- The Washington Times - Wednesday, November 16, 2011

D.C. leaders say they cannot support a Republican proposal on Capitol Hill that would give the city greater control over its budget process yet ban local funding for elective abortions.

Mayor Vincent C. Gray and others came to their conclusion about 48 hours after Rep. Darrell E. Issa, California Republican, released draft legislation that would allow the District to start its fiscal year on July 1 and spend its money without waiting for Congress to settle its federal budgetary issues. However, the bill included the abortion clause in a effort to win over Hill Republicans who may have objected to the plan had it not included the ban.

Mr. Gray, City Council Chairman Kwame R. Brown and Delegate Eleanor Holmes Norton — the District’s non-voting member of Congress — reached a consensus that they could not accept the bill’s terms, despite their gratitude to Mr. Issa for following through on a plan he signaled in May before his House Oversight and Government Reform Committee.

“I think we know a poison pill when we taste it,” Mr. Gray said Wednesday, adding the decision was “agonizing.”

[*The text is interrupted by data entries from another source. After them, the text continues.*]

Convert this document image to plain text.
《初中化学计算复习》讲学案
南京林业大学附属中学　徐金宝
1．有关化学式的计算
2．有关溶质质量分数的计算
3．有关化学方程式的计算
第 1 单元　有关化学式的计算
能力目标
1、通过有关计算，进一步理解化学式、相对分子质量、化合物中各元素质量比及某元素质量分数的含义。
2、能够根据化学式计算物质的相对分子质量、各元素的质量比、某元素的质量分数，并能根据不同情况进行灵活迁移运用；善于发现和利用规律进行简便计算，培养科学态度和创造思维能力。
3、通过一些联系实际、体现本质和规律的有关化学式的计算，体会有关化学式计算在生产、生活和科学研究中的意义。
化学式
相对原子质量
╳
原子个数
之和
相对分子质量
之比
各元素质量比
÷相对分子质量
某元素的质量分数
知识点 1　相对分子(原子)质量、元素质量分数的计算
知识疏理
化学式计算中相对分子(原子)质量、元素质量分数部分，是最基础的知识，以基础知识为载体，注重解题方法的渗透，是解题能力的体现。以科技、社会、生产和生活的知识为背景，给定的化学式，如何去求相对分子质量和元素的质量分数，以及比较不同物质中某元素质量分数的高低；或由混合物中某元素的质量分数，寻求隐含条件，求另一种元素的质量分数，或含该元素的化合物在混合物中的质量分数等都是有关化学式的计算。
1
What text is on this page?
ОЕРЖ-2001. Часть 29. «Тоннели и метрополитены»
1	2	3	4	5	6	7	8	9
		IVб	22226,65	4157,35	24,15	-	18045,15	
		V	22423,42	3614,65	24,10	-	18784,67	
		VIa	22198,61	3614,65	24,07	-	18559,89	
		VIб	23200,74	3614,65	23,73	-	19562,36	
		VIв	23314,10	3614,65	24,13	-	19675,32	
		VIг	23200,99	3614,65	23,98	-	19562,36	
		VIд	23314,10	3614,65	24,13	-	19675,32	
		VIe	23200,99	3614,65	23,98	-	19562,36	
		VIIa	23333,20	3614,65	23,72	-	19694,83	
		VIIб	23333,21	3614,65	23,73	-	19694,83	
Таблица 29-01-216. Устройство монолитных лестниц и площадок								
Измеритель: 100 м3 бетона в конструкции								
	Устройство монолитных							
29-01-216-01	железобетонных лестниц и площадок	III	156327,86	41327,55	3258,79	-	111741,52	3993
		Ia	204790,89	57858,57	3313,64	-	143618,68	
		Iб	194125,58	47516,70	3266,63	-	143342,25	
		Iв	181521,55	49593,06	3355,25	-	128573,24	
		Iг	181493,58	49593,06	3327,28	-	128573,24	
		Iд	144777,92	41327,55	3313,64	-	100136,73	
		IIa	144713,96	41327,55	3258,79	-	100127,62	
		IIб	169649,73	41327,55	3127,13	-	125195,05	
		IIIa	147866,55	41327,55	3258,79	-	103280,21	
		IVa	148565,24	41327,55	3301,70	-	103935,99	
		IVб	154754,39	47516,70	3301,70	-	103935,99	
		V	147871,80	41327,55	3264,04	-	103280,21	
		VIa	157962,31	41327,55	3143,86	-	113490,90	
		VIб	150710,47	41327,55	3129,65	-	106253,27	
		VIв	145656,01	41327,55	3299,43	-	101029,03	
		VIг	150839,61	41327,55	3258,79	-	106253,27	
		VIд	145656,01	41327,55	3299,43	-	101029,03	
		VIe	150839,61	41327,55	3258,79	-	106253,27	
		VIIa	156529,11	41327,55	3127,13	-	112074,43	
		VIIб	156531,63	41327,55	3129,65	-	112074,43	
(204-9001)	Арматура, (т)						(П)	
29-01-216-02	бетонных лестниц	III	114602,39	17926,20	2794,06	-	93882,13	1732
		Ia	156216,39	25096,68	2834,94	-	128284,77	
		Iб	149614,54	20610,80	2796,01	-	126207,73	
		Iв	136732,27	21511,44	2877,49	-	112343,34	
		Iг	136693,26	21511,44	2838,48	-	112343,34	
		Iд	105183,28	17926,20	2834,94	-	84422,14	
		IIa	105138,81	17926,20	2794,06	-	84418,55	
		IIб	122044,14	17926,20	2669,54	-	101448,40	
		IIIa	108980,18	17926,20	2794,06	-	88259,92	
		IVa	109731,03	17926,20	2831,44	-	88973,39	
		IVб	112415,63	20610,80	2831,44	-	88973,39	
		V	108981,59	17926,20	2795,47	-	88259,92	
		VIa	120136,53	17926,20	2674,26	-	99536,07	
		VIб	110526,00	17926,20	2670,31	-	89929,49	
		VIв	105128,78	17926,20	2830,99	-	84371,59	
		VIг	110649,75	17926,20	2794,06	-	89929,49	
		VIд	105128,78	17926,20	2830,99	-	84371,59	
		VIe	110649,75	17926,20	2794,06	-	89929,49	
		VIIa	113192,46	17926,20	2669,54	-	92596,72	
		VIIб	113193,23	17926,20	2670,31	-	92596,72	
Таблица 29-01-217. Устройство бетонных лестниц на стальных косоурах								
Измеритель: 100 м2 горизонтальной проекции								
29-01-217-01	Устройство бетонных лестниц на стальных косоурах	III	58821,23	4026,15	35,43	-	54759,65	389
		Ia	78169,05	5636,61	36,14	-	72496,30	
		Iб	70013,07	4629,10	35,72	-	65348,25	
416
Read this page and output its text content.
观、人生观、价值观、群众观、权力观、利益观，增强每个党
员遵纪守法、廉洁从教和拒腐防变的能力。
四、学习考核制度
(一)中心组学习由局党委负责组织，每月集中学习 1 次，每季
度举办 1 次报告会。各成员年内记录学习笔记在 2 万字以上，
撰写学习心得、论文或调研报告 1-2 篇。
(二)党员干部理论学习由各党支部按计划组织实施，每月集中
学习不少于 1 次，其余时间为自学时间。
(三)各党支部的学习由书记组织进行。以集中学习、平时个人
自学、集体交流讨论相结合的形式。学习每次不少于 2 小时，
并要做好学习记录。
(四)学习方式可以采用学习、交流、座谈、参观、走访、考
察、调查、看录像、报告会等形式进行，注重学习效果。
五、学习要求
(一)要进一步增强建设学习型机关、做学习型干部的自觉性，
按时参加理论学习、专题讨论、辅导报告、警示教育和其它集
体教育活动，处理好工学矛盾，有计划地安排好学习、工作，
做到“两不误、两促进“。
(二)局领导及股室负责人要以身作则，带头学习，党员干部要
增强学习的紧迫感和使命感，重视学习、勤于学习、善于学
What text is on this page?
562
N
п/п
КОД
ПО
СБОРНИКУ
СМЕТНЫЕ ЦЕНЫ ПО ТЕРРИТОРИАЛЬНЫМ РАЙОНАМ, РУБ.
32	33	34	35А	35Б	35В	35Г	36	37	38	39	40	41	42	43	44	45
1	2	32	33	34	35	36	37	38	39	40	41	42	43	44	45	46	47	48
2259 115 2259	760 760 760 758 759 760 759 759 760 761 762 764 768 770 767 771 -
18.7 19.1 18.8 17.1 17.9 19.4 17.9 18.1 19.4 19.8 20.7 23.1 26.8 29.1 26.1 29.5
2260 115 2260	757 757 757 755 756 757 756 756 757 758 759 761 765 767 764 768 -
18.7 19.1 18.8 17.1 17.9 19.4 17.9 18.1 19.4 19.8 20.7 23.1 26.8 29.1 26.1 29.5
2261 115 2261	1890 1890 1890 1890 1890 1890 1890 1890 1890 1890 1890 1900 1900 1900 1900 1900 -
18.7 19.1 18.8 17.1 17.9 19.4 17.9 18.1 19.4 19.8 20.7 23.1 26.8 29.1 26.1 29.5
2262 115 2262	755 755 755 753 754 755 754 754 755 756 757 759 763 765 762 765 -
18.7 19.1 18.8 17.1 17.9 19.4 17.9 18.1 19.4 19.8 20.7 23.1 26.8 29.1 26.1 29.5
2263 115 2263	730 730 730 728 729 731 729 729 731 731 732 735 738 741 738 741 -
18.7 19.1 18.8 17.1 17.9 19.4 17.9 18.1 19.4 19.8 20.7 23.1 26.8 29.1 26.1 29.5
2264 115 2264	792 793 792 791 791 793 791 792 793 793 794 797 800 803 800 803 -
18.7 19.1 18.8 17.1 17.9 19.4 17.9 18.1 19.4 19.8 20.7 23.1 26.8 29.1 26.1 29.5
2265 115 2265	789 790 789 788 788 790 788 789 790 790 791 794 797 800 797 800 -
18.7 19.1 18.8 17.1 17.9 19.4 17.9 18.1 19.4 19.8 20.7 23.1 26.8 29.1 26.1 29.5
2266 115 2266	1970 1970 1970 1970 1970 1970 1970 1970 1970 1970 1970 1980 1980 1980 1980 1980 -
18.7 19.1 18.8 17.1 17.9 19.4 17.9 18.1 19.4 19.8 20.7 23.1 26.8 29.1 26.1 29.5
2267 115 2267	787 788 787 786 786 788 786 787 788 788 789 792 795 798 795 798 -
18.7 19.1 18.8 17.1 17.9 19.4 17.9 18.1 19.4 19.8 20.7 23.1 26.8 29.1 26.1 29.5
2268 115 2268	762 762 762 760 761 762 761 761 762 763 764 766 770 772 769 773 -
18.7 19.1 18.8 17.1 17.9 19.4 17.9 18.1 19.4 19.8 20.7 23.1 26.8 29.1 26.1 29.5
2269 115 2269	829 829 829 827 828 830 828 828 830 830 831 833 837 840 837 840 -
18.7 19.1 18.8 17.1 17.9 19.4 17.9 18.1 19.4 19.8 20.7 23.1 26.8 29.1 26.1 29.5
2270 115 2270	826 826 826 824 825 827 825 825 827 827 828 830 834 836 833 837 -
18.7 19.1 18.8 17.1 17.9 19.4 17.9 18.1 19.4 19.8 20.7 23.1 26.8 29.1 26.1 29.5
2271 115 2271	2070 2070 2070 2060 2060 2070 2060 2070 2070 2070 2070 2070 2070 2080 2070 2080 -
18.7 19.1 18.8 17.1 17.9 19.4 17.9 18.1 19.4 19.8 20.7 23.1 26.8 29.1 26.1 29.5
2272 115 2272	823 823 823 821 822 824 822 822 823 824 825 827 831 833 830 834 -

“It was just too hard to swallow,” the mayor added.

A ban on locally funded abortions tucked into a last-minute spending measure in April outraged city leaders and led to a protest on Capitol Hill at which Mr. Gray, a Democrat, and several council members were arrested. The new proposal would have made the ban permanent, yet it included long-sought flexibility in how the District spends its own money.

The District’s leaders tried Monday and Tuesday to collectively accept the deal, with the Gray administration at one point even considering whether it could privately raise funds to cover the abortion clause, an official said.

In the end, opposition to the bill was about the District’s principles and avoiding further federal interference, Mr. Gray said.

“It’s about what the city should be able to do, just like everyone else,” he said.

Mr. Gray said Mr. Issa wanted to mark up the bill this week, prompting Mr. Gray, Mr. Brown and Mrs. Norton to say they would be “strongly opposed to it if it were introduced.”

Congress can go ahead with its bill if it chooses, yet Mr. Issa appeared to give deference to the District’s opinion and has fostered a spirit of cooperation. Earlier this month, he pulled a bill that would impose restrictions on the District’s hiring practices after Mr. Brown told him the city was considering its own reforms.

Frederick Hill, a spokesman for Mr. Issa’s committee, said the next steps for the budget-autonomy bill “have yet to be been determined.”

City leaders said the proposed legislation shows progress in negotiating with House leadership, though Mr. Issa had to consider the demands of his colleagues.

“We recognize that the abortion provision is what Chairman Issa believed would be necessary to get the bill passed in the House,” Mr. Gray, Mr. Brown and Mrs. Norton said in a joint statement. “But the views of others should not prevail over the views of our own residents.”